«ROOM FOR TWO»
За молчанием Осаму таилась внимательность. Ваши привычные манеры он запомнил, жесты, слова и взгляды собрал, помножил, разделил — и остался результатом недоволен. Не надо быть Нострадамусом, чтобы предположить результат вашего взаимодействия: ты упрёшься, брат будет тупить или же ранимо закроется в себе. В итоге два эмоционально глупых болвана зайдут в тупик. Этот вариант был не так плох, худший вариант — вы сделаете друг другу больно. Свахой Осаму не был, но он твёрдо решил, что никому из вас не даст спуска. Нужно было уравновесить этот нарушенный баланс: утихомирить хаос напора Атсуму и чуть подтопить твои льды.
Было понятно, что затеял этот самонадеянный дурак. Сверкая синяком, Атсуму счастливой ракетой полетел к своей Луне, а Осаму за братом спешить не стал. Доел мясо, промокнул губы салфеткой. Сделал неторопливый глоток воды. Аккуратно помыл руки, даже постоял секунду у раковины, наблюдая, как стекают хрустально-прозрачные капли с пальцев.

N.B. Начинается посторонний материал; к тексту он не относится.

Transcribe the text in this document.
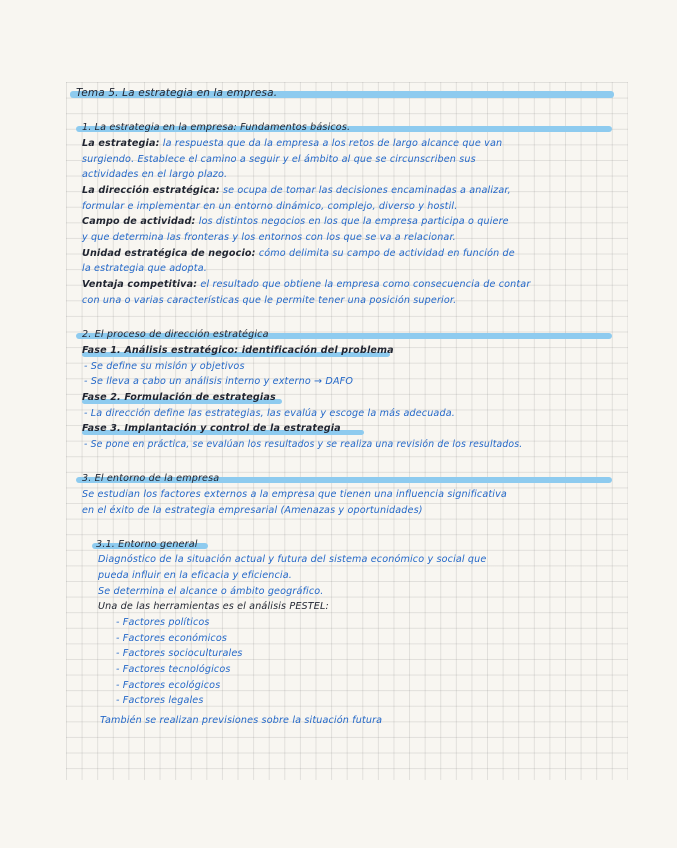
Tema 5. La estrategia en la empresa.
1. La estrategia en la empresa: Fundamentos básicos.
La estrategia: la respuesta que da la empresa a los retos de largo alcance que van
surgiendo. Establece el camino a seguir y el ámbito al que se circunscriben sus
actividades en el largo plazo.
La dirección estratégica: se ocupa de tomar las decisiones encaminadas a analizar,
formular e implementar en un entorno dinámico, complejo, diverso y hostil.
Campo de actividad: los distintos negocios en los que la empresa participa o quiere
y que determina las fronteras y los entornos con los que se va a relacionar.
Unidad estratégica de negocio: cómo delimita su campo de actividad en función de
la estrategia que adopta.
Ventaja competitiva: el resultado que obtiene la empresa como consecuencia de contar
con una o varias características que le permite tener una posición superior.
2. El proceso de dirección estratégica
Fase 1. Análisis estratégico: identificación del problema
- Se define su misión y objetivos
- Se lleva a cabo un análisis interno y externo → DAFO
Fase 2. Formulación de estrategias
- La dirección define las estrategias, las evalúa y escoge la más adecuada.
Fase 3. Implantación y control de la estrategia
- Se pone en práctica, se evalúan los resultados y se realiza una revisión de los resultados.
3. El entorno de la empresa
Se estudian los factores externos a la empresa que tienen una influencia significativa
en el éxito de la estrategia empresarial (Amenazas y oportunidades)
3.1. Entorno general
Diagnóstico de la situación actual y futura del sistema económico y social que
pueda influir en la eficacia y eficiencia.
Se determina el alcance o ámbito geográfico.
Una de las herramientas es el análisis PESTEL:
- Factores políticos
- Factores económicos
- Factores socioculturales
- Factores tecnológicos
- Factores ecológicos
- Factores legales
También se realizan previsiones sobre la situación futura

Только потом тихо последовал за братом.
«Разве первая помощь не должна быть под рукой? Почему медпункт так далеко?» — думал Осаму, бесшумно перешагивая через ступеньки. В залитом светом коридоре стояла подозрительная тишина. Саму даже остановился, сжав перила — может, ему не стоит идти дальше? Вдруг он станет свидетелем того, что ему лучше не видеть? Да быть этого не может — два упрямца в своей стихии навряд ли сделают шаг навстречу друг другу. Потому его шаги становились быстрее, дистанция короче, а ваши голоса громче. Он успел к самому разгару диалога — до него долетали обрывки фраз — и, кажется, переговоры были безнадёжны. Всё так, как он и предполагал. Вжимаясь спиной в стену, безуспешно пытаясь с ней слиться, Осаму подслушивал. И не мог сказать, что случайно — он шёл сюда вполне осознанно, и знал, что делает. Себе он в этом признался, а вам двоим — не собирался.

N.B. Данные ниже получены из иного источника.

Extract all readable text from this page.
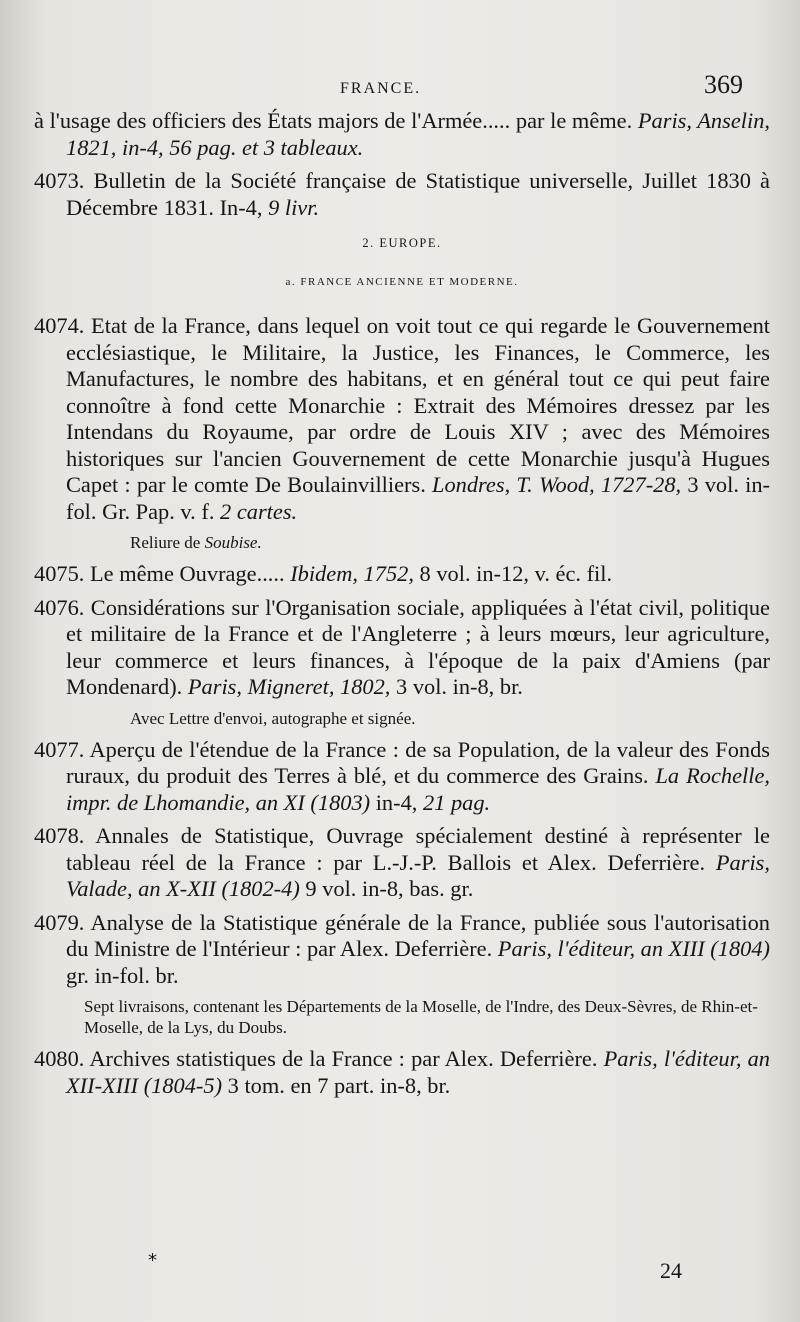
FRANCE.	369
à l'usage des officiers des États majors de l'Armée..... par le même. Paris, Anselin, 1821, in-4, 56 pag. et 3 tableaux.
4073. Bulletin de la Société française de Statistique universelle, Juillet 1830 à Décembre 1831. In-4, 9 livr.
2. EUROPE.
a. FRANCE ANCIENNE ET MODERNE.
4074. Etat de la France, dans lequel on voit tout ce qui regarde le Gouvernement ecclésiastique, le Militaire, la Justice, les Finances, le Commerce, les Manufactures, le nombre des habitans, et en général tout ce qui peut faire connoître à fond cette Monarchie : Extrait des Mémoires dressez par les Intendans du Royaume, par ordre de Louis XIV ; avec des Mémoires historiques sur l'ancien Gouvernement de cette Monarchie jusqu'à Hugues Capet : par le comte De Boulainvilliers. Londres, T. Wood, 1727-28, 3 vol. in-fol. Gr. Pap. v. f. 2 cartes.
Reliure de Soubise.
4075. Le même Ouvrage..... Ibidem, 1752, 8 vol. in-12, v. éc. fil.
4076. Considérations sur l'Organisation sociale, appliquées à l'état civil, politique et militaire de la France et de l'Angleterre ; à leurs mœurs, leur agriculture, leur commerce et leurs finances, à l'époque de la paix d'Amiens (par Mondenard). Paris, Migneret, 1802, 3 vol. in-8, br.
Avec Lettre d'envoi, autographe et signée.
4077. Aperçu de l'étendue de la France : de sa Population, de la valeur des Fonds ruraux, du produit des Terres à blé, et du commerce des Grains. La Rochelle, impr. de Lhomandie, an XI (1803) in-4, 21 pag.
4078. Annales de Statistique, Ouvrage spécialement destiné à représenter le tableau réel de la France : par L.-J.-P. Ballois et Alex. Deferrière. Paris, Valade, an X-XII (1802-4) 9 vol. in-8, bas. gr.
4079. Analyse de la Statistique générale de la France, publiée sous l'autorisation du Ministre de l'Intérieur : par Alex. Deferrière. Paris, l'éditeur, an XIII (1804) gr. in-fol. br.
Sept livraisons, contenant les Départements de la Moselle, de l'Indre, des Deux-Sèvres, de Rhin-et-Moselle, de la Lys, du Doubs.
4080. Archives statistiques de la France : par Alex. Deferrière. Paris, l'éditeur, an XII-XIII (1804-5) 3 tom. en 7 part. in-8, br.
*	24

Обычно громкий, самоуверенный Атсуму теперь говорил с надломом — будто голос его натянули на старую скрипку, и струны вот-вот порвутся. С каждым твоим ответом его голос глох, будто приглушённый ватой. Будто его постигло запоздалое раскаяние.
Саму сжал кулаки и прикрыл глаза. Хмурый излом залёг между бровей, рвано затрепетали ресницы — серость глаз под ними стала неуютным пасмурным небом перед грозой. Вслушивается дальше. Твой голос, в противовес голосу Тсуму, — холодный, отстранённый. Как ледяная вода, что хлещет прямо в лицо, когда только начинаешь верить в тёплое солнце.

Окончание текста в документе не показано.